Martijn is trained as social scientist and worked for several years as Junior Researcher for the Cultural Geography Group at Wageningen University. He obtained his PhD degree at Erasmus School of Health Policy & Management (Erasmus University Rotterdam), critically examining how policy experimentation contributes to the overcoming of tensions amongst actors involved in Dutch healthcare governance. He continues to work at Erasmus School of Health Policy & Management as Assistant Professor.
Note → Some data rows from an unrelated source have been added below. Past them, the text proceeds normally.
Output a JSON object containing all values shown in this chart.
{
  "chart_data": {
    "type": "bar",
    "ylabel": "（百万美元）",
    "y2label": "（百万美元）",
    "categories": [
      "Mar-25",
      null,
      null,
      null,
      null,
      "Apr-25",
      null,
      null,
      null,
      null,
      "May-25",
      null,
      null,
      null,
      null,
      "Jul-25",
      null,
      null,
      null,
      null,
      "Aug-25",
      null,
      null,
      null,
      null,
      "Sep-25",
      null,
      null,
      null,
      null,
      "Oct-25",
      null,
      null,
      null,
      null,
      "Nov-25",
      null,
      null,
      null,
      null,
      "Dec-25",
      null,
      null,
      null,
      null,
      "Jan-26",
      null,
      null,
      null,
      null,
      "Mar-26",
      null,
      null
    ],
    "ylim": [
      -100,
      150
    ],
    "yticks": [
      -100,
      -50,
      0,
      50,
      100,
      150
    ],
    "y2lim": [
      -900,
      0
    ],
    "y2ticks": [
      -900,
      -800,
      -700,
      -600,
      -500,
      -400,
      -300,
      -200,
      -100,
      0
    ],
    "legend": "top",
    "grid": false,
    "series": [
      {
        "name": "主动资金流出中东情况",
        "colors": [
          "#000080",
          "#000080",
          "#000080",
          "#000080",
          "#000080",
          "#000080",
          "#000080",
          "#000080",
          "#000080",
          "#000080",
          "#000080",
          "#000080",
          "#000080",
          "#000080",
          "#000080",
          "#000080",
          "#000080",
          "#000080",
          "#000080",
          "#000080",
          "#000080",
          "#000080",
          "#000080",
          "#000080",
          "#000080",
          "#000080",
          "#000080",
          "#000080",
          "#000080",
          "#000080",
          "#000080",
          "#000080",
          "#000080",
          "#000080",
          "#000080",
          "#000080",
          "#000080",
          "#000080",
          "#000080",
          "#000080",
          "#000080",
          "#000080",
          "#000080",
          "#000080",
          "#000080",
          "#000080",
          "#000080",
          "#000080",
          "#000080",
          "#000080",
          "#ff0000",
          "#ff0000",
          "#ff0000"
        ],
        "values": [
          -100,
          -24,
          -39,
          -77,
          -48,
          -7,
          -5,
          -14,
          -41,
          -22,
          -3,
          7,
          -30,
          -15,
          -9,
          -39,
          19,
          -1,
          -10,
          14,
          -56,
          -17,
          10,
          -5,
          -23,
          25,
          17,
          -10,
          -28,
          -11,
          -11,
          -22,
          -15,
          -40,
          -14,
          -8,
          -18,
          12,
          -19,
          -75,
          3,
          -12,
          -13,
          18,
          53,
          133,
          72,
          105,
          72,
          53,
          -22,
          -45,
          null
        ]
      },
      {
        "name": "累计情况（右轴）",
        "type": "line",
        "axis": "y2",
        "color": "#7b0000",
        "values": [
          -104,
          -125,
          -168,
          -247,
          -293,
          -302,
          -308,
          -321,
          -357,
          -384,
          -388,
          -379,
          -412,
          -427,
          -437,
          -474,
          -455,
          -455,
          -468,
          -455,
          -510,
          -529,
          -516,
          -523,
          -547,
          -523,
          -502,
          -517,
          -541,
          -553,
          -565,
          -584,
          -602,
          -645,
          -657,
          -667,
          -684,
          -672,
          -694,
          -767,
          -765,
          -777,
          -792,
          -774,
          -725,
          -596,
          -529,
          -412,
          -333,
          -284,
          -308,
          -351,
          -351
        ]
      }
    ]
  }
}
Martijn has strong interests in social theory and different conceptions of healthcare, politics and practice. He draws on current advances in the literature(s) on Professionalism and Science and Technology Studies – as well as Public Administration and Political Theory – to explore the diverse and intricate connections between professionalization, rationalization, and politization. Whilst doing so, he particularly focusses on professional groups that work on the (re)organization and (re)valuation of their work within the layered institutional context of the Dutch healthcare system. He typically uses qualitative research methods (e.g. ethnographies and historical case studies) to study these professional groups in formation.
Currently, Martijn is studying the (re)professionalization of Dutch nursing work. In the Netherlands, hospital boards, nursing associations, educators and policymakers are trying to differentiate between different kinds nurses and the work they do. Nurse differentiation promises to strengthen the position of nurses in healthcare organizations and to contribute to higher quality, responsive and affordable healthcare. It however also involves rethinking what nurses are, what nurses (can) do and how their work should be measured, valued, and regulated. Martijn aims to foreground the emotional, relational, and political dimensions of this professionalization project.
Other research projects are the role of evidence-based decision-making in layered healthcare systems, the role of banks and health insurers in Dutch healthcare governance and a reflexive exploration of the epistemological politics in action-based research.